Monday, December 30, 2013

Second Grade Painted Paper Woven Fish

I try to do a paper weaving project with second grade every year. this year I am using an idea from Deep Space Sparkle. First I showed a brief Power Point about weaving terms, types of looms, and weaving around the world. We then  used liquid tempera in 2 analogous colors and texture combs to create the weft paper. The next week I did a step by step instruction on how to fold and cut the loom. Take a 9x12  piece of matching construction paper a fold it into a hot dog fold.  Use a 1 inch wide ruler to mark a line across the open end of the hotdog bun, lining the ruler with the open end. This is a hard concept for some. so I walk around to make sure no lines were drawn on the fold.
Then draw "piano keys" down from the previous pencil line to the fold. Line the ruler up with the previously drawn line each time until reaching the end. The result looks like a little piano, which the kids play as I double check all. Then I show how to cut from the fold up to the initial long line at the open edge. The space from that line to the edge is the "No Cutting Line", so kids don't cut all the way up. ( This is also how you make  paper lanterns.) Use the ruler to draw lines along the long side the painted paper and cut strips.

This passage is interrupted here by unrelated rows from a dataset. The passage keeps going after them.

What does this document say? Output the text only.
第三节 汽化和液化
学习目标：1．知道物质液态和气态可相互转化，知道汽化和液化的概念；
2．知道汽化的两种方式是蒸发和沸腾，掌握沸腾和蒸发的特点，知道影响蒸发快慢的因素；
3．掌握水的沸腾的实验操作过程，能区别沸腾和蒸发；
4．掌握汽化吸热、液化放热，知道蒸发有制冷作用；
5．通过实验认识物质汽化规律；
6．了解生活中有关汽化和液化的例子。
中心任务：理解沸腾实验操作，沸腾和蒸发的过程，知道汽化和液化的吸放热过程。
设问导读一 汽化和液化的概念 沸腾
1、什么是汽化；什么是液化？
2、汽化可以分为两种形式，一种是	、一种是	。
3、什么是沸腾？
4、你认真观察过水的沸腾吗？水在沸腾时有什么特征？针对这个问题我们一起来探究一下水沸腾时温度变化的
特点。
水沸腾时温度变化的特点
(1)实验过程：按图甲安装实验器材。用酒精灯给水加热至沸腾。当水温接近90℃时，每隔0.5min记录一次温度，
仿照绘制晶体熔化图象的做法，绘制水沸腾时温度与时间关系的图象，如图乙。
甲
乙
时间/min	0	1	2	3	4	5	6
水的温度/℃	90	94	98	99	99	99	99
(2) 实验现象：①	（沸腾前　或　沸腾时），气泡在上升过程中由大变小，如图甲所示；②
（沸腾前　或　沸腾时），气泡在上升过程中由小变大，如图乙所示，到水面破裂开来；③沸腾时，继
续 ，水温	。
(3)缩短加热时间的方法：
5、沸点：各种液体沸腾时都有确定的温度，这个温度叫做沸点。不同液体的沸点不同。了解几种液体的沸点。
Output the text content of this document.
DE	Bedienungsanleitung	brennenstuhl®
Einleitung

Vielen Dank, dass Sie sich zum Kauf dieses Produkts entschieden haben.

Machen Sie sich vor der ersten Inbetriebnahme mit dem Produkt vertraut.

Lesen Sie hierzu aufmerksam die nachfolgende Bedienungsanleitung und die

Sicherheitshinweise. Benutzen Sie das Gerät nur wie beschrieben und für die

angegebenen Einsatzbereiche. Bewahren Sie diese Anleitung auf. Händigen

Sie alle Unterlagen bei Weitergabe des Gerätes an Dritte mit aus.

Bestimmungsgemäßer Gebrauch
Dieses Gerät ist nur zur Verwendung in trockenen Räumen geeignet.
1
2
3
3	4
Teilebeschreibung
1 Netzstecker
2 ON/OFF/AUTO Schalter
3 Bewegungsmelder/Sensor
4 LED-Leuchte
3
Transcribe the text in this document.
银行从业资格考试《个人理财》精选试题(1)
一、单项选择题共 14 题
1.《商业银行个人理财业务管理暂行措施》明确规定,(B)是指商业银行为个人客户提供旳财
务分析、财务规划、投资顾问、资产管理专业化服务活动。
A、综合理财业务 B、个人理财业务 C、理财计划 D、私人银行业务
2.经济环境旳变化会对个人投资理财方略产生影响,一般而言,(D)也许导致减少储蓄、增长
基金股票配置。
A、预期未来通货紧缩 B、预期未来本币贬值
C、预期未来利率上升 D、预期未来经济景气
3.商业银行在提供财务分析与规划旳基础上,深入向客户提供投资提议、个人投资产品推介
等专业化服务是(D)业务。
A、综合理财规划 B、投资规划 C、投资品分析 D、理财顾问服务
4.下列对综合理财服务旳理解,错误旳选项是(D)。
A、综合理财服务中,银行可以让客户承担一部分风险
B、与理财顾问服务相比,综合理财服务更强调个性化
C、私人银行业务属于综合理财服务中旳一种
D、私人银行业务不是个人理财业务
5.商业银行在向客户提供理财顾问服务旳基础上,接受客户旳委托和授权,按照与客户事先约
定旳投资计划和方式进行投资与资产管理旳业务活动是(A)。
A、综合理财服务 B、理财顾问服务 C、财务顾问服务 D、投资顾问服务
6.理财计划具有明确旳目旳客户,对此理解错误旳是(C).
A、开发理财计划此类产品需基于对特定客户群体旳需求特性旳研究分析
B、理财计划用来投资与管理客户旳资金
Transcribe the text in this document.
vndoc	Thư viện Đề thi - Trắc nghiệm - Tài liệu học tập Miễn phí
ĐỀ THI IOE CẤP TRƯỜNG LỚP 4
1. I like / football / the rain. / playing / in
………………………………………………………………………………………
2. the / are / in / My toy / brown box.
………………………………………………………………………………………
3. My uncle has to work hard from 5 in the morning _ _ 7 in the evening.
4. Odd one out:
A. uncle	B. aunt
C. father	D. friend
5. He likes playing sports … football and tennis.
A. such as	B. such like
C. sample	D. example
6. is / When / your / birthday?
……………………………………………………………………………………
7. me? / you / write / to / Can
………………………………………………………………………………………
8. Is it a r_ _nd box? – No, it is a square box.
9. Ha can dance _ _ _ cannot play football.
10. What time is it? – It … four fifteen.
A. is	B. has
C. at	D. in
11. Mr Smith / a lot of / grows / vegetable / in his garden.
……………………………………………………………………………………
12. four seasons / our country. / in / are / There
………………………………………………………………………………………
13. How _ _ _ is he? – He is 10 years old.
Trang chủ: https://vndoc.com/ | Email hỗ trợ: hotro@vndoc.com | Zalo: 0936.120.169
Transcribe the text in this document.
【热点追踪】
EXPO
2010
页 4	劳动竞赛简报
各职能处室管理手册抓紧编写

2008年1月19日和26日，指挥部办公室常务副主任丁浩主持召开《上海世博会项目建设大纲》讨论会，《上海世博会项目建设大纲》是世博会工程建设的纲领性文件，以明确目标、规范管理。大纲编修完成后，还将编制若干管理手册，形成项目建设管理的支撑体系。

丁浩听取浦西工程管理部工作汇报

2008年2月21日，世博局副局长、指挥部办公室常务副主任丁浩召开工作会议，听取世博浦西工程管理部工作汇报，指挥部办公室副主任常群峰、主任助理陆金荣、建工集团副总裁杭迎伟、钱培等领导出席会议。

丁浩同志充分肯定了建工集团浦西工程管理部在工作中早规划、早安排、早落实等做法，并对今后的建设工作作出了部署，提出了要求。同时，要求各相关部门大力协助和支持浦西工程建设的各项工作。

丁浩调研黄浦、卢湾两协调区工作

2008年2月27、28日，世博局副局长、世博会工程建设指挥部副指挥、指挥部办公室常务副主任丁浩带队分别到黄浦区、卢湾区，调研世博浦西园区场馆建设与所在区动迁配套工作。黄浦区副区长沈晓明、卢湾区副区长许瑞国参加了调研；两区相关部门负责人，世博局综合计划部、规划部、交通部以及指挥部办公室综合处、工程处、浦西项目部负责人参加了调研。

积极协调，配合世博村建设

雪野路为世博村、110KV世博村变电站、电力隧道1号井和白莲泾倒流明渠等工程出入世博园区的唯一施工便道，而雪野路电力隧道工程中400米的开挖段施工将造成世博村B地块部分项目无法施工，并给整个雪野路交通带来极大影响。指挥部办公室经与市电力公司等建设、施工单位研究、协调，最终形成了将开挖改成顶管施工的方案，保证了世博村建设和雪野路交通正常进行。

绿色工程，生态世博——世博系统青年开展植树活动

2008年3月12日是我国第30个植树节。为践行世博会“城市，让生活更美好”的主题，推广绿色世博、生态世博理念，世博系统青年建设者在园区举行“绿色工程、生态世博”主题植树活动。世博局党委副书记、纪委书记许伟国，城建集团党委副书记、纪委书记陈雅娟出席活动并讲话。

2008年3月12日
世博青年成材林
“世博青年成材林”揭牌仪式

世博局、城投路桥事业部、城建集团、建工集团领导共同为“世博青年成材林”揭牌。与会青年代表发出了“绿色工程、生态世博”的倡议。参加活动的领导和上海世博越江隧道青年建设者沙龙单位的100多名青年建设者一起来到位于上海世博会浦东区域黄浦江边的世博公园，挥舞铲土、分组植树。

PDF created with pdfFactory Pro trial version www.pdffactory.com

This  cutting takes one entire class period. The next class I demonstrate weaving. If you have taught weaving with kids, you know this is a cognitive skill. Some will pick it up quickly and others will struggle. I put up this poster and we repeat this mantra several times. Start the weaving on top of the  warp of the loom, going over under  one  strip to the end.  The strips will hang out. The next weft strip has to begin under the warp loom strip.  And so on starting opposite the last woven strip. Keep pushing strips down snug as you weave. If time permits, or the next class, paint glue on the back of the weaving and adhere a manilla drawing paper to the entire back.
When fish are dry, demonstrate drawing a large fish with open mouth on back of weaving. Cut out. This takes work from their little hand muscles as the paper is now 3 thick. Save the scraps.

These are then embellished with tails, dorsal fins, pectoral fins and layers of shapes from scraps.
 I give them white pieces for teeth and eye balls. They loved their sharks, and piranas,  swordfish, and cutie fish with bows!